As with the selection of ten books, so even with a collection of a million everyone cannot be satisfied. All the books which have ever been printed could never be assembled in a single spot even if a library could be built large enough to contain them. In the official report made by Professor Coolidge, Widener Library's collection is described as "better rounded out than almost any of the great European libraries," although it contains fewer rare books than many others, and only a limited number in many special fields. Its selection, however, is calculated to satisfy the varied wants of a university such as Harvard.
The report further points out that very few duplicate copies have been bought, because there are fewer men who want to read the same book at the same time in a University library, than would be the case ouside. In another clause the statement is made that "we do not do as much for the students as we should." And at is here that the Willener authorities have made their choice between popular books, and volumes which are more important to graduate students in research work. The more common text-books are present only "by ones and twos."

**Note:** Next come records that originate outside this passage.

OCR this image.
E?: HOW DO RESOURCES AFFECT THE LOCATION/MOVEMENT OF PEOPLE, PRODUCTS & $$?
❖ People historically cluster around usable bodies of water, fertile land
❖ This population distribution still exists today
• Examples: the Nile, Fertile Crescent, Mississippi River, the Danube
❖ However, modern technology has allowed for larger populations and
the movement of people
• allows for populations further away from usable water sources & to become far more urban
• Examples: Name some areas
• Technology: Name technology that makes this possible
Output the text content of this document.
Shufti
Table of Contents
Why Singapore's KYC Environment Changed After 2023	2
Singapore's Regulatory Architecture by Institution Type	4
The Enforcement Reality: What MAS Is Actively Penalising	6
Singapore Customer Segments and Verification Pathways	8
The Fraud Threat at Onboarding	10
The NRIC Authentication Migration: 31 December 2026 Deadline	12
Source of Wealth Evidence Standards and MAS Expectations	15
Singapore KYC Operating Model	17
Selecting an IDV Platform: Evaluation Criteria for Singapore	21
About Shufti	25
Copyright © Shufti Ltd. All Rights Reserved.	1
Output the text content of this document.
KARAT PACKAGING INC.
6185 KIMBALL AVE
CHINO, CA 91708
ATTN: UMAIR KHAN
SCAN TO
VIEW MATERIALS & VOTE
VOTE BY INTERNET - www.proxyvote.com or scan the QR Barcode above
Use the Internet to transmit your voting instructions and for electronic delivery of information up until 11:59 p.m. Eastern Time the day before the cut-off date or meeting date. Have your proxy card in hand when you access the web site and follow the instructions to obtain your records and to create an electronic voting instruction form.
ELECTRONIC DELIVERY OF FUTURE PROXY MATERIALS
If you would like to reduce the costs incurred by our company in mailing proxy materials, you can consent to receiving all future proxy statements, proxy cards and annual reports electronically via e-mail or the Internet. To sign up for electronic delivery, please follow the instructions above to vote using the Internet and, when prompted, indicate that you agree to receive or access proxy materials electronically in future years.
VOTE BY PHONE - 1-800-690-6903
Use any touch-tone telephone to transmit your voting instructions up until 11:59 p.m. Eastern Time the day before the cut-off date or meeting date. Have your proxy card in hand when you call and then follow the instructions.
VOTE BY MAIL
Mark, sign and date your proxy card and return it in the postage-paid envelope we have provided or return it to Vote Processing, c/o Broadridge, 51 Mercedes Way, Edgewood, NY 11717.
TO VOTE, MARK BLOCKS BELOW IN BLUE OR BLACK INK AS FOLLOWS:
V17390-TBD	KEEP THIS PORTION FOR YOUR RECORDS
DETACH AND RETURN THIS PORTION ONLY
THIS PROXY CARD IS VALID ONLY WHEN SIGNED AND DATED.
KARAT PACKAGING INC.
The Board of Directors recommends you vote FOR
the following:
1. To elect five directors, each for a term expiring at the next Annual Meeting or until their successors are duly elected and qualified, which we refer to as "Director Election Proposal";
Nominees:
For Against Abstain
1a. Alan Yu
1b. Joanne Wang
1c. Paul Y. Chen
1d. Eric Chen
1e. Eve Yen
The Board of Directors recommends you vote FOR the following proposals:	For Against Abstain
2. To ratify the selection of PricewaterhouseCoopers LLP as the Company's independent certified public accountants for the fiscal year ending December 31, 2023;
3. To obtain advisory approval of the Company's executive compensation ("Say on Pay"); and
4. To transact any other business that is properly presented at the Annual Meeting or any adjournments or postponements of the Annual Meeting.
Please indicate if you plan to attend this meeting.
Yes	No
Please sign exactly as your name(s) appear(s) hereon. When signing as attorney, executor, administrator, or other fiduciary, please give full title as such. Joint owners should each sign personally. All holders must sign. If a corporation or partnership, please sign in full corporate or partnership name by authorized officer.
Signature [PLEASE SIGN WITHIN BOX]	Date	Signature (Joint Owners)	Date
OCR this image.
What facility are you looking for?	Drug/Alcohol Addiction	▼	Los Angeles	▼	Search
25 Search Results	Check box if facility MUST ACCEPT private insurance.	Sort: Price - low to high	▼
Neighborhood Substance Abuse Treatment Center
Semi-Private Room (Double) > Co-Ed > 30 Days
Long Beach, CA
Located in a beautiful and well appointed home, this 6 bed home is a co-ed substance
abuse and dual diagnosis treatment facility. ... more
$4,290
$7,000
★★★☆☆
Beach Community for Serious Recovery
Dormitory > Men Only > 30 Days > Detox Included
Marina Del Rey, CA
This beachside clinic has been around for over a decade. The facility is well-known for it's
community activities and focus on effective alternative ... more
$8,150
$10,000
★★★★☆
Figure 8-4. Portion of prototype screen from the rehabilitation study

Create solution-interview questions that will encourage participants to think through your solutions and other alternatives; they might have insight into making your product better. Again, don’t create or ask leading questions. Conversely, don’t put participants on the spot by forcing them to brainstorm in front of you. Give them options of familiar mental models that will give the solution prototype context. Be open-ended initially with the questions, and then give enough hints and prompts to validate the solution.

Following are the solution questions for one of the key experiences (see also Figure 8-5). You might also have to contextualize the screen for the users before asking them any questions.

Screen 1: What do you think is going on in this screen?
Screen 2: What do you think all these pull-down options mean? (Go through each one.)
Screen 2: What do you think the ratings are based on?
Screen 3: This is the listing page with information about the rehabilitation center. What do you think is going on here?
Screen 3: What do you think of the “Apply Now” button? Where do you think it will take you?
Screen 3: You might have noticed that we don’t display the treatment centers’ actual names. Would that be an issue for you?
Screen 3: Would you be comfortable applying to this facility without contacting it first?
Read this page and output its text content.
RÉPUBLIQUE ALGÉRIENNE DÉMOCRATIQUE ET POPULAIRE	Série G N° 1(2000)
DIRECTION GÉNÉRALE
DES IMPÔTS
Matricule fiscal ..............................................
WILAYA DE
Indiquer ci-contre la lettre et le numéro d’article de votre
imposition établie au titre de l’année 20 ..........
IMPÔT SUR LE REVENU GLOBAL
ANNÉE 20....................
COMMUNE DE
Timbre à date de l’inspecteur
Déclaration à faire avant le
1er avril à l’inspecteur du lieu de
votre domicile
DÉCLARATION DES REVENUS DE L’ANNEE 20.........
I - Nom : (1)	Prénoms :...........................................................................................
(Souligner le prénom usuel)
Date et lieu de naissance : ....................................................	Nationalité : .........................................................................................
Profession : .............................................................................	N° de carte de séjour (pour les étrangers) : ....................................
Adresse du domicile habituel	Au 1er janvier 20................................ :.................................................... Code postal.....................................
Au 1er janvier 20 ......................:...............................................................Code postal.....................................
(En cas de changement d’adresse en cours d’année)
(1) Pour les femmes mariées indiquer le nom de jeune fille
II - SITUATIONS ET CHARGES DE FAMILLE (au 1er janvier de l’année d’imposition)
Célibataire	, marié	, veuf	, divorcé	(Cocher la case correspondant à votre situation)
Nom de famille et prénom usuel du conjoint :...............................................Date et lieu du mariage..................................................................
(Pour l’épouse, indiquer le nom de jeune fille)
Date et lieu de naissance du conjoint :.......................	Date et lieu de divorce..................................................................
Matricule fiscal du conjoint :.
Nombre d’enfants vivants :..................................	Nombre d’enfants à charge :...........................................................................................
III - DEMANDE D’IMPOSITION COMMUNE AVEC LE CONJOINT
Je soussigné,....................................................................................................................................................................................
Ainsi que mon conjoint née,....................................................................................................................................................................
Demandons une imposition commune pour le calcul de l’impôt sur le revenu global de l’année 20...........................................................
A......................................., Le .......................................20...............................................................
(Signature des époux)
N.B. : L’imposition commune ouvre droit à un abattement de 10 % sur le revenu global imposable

At first glance, this choice would seem to be due to shortsightedness. It may well be argued that many students, undergraduates particularly, are hampered in their studies by the shortage of some of these every-day volumes and by the difficulties of securing them at the desired time. But most of these are texts which the majority of students are able to purchase for themselves, or to secure in other libraries such as that of the Union; and all of them may be had at Widener with a little care in the arrangement of study-time. There is no place so appropriate to a collection of varied and representative books as a university library such as Widener, and as long as funds are limited, it is right that they should go to acquiring scholarly additions to the collection, rather than to duplicating volumes that are now readily available except at times of unusual demand. The University's debt to the general cause of learning is greater than to the personal convenience of a few students.